Using a double round Delphi survey, nine industry experts were asked about the impact of new media tools on health initiatives and subsequent healthcare behaviors. The panel also addressed the impact and efficacy of the mobile health movement.

Results:

Expert testimony identified ways in which millennial media can encourage (and sometimes prevent) improved patient, community, and population health outcomes. Industry leaders further addressed strategic moves healthcare professionals are making to ensure personal healthcare communication remains relevant, accessible, and attainable for the general public.

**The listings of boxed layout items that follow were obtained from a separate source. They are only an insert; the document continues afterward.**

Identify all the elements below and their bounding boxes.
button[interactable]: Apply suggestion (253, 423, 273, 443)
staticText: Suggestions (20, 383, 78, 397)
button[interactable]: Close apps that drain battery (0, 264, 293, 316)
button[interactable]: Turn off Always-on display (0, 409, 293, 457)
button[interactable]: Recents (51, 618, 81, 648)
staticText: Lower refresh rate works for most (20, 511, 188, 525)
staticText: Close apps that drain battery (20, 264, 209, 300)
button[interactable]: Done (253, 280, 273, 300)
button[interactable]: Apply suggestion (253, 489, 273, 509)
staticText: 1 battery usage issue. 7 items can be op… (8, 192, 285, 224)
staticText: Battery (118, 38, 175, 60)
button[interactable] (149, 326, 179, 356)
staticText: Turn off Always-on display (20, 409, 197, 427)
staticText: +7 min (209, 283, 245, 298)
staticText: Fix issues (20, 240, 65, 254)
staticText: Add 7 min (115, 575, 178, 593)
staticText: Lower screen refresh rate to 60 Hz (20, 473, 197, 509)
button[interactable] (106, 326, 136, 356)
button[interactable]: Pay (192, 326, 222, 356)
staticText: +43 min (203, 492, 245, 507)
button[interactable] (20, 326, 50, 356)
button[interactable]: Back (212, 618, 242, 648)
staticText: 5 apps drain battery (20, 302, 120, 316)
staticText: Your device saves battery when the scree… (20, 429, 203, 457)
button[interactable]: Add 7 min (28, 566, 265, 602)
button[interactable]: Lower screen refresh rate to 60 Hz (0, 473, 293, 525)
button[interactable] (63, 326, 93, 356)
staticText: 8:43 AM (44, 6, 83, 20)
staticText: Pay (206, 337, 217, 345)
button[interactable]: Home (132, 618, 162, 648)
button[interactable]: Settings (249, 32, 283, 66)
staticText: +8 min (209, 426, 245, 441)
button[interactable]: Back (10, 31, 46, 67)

Clear themes emerged throughout the iterative Delphi process, resulting in the overarching categories of information access, information literacy, patient privacy, patient accountability, physician engagement, and healthcare quality.

Conclusion:

This work connects theory with practice by examining developing health communication strategies through compliance-gaining choice models and modern marketing research. Findings delineate best practices for health communication and administration in the digital age, providing both a critical account of and practical approach to healthcare messaging within the millennial context. Results call attention to the impact of media platforms on information distribution, adaptive communication strategies, and overall health communication processes. The study invites further discussion regarding digital shifts in healthcare messaging and subsequent influences on patient/consumer compliance.